Friedrich NietzscheDer Philosoph und Philologe Friedrich Nietzsche (1844-1900) trat als radikaler Kritiker christlich-abendländischer Wertvorstellungen hervor.In einer Umwertung aller Werte propagierte er den neuen Typus des Übermenschen", der Jenseits von Gut und Böse (1886), d.h. unabhängig von traditionellen Normensystemen, zu einer Versöhnung des Gegensatzes von geistiger und triebhafter Existenz (apollinischem und dionysischem Prinzip) gelangen könne. |
Leben und Werk
Nietzsche wurde am 15. Oktober 1844 in Röcken bei Lützen geboren.

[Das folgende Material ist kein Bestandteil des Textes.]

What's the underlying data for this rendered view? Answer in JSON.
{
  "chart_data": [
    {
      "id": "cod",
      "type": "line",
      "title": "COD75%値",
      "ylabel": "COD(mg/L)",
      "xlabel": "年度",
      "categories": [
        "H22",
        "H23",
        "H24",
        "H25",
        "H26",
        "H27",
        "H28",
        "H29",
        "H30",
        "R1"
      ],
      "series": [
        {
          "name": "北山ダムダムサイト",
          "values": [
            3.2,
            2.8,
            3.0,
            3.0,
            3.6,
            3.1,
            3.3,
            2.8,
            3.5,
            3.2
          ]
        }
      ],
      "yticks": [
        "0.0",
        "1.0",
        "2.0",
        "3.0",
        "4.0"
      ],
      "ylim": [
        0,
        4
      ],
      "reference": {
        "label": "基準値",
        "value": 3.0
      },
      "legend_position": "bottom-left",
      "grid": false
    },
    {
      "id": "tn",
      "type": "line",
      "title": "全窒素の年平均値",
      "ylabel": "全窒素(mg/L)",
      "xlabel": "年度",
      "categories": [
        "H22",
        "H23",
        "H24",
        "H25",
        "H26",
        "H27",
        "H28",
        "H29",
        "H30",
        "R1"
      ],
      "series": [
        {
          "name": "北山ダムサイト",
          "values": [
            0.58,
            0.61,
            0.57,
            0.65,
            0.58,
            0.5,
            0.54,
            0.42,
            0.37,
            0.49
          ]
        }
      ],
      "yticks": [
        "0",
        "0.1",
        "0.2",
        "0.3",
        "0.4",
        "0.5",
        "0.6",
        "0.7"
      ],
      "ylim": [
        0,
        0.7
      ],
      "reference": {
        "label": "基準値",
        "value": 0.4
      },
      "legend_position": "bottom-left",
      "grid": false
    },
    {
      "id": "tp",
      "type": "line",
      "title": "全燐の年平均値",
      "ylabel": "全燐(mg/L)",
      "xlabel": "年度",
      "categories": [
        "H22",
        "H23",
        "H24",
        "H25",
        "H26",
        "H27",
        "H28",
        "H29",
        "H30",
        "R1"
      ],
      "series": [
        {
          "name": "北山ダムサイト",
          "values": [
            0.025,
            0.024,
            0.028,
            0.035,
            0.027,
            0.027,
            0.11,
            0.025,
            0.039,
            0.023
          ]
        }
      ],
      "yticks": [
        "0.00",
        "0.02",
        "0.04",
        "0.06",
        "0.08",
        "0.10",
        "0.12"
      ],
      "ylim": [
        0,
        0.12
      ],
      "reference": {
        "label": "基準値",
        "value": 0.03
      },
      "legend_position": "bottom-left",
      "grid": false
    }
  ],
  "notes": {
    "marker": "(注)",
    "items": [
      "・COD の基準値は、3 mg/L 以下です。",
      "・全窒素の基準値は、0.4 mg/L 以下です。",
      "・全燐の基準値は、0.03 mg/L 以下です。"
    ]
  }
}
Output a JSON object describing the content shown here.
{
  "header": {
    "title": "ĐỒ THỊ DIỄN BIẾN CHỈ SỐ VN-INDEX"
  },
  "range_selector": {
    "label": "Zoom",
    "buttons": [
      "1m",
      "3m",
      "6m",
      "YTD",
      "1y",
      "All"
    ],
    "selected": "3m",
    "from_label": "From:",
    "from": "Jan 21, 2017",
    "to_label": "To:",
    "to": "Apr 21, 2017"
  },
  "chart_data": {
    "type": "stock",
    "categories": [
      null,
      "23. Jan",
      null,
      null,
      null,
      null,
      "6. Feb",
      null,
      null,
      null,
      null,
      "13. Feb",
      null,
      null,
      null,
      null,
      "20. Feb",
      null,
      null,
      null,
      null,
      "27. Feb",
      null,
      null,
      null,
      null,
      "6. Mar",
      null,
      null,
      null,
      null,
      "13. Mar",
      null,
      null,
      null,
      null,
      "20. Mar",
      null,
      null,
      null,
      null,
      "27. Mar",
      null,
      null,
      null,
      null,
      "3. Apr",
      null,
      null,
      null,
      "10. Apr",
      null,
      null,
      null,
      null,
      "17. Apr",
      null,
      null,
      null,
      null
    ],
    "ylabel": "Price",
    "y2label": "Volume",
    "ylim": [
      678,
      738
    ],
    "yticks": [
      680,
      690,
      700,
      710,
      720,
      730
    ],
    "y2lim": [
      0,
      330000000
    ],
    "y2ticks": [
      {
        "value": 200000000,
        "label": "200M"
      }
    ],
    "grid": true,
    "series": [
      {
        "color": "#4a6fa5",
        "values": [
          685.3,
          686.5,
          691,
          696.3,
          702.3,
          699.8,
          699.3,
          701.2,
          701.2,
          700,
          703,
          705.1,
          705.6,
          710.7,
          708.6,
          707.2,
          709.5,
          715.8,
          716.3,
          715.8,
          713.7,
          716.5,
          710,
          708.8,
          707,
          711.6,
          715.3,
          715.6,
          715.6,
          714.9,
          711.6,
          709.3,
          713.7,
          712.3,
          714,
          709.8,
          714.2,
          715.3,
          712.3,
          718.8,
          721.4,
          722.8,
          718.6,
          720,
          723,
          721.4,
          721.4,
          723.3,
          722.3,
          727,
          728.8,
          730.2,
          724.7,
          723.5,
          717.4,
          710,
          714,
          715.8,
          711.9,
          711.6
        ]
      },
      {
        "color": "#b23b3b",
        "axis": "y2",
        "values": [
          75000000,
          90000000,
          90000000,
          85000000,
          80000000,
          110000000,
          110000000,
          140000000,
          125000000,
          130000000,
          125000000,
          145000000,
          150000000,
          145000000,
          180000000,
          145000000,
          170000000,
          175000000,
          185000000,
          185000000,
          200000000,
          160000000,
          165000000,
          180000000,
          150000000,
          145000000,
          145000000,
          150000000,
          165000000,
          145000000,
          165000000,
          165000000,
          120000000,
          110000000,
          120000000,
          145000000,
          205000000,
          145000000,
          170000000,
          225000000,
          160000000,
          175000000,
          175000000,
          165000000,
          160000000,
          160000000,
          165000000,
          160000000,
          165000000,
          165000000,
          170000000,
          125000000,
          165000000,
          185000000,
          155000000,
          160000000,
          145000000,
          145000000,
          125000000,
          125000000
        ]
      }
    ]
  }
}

Im Alter von fünf Jahren verlor er seinen Vater, einen lutherischen Pfarrer, und wurde von seiner Mutter in einem Haushalt erzogen, in dem auch seine Großmutter, zwei Tanten und seine Schwester lebten. Nach dem Studium der klassischen Philologie in Bonn folgte er seinem Lehrer F. W. Ritschl nach Leipzig und erhielt 1869 auf dessen Empfehlung eine Professur für klassische Philologie an der Universität Basel, die er im Alter von 24 Jahren antrat. Nietzsches Gesundheitszustand, insbesondere ein schweres Augenleiden, zwang ihn 1879 dazu, seine Professur aufzugeben. Die darauffolgenden zehn Jahre lebte er als freier Philosoph an verschiedenen Orten, u. a. in Venedig, Genua, Rapollo und Nizza. Nach einem psychischen Zusammenbruch 1889 fiel Nietzsche in geistige Umnachtung. Er starb am 25. August 1900 in Weimar.
Neben dem Einfluß der altgriechischen Kultur, vor allem der Philosophie Platons und Aristoteles, wurde Nietzsche von dem Philosophen Arthur Schopenhauer, der Evolutionstheorie und seiner Freundschaft mit dem Komponisten Richard Wagner geprägt.
Nach Nietzsche haben die traditionellen Werte, wie sie sich vor allem im Christentum finden, ihre Gültigkeit verloren. Dieser Prozeß ist für ihn Ausdruck des Nihilismus, den er auf die Formel bringt: "Gott ist tot". Nietzsche versteht die christlichen Werte als Ausdruck einer "Sklavenmoral", die aus den Ressentiments der Schwachen hervorgegangen sei. Er behauptete, daß neue Werte geschaffen werden könnten, um die traditionellen zu ersetzen. Die Erörterung dieser Möglichkeit führte zu seinem Entwurf des Übermenschen.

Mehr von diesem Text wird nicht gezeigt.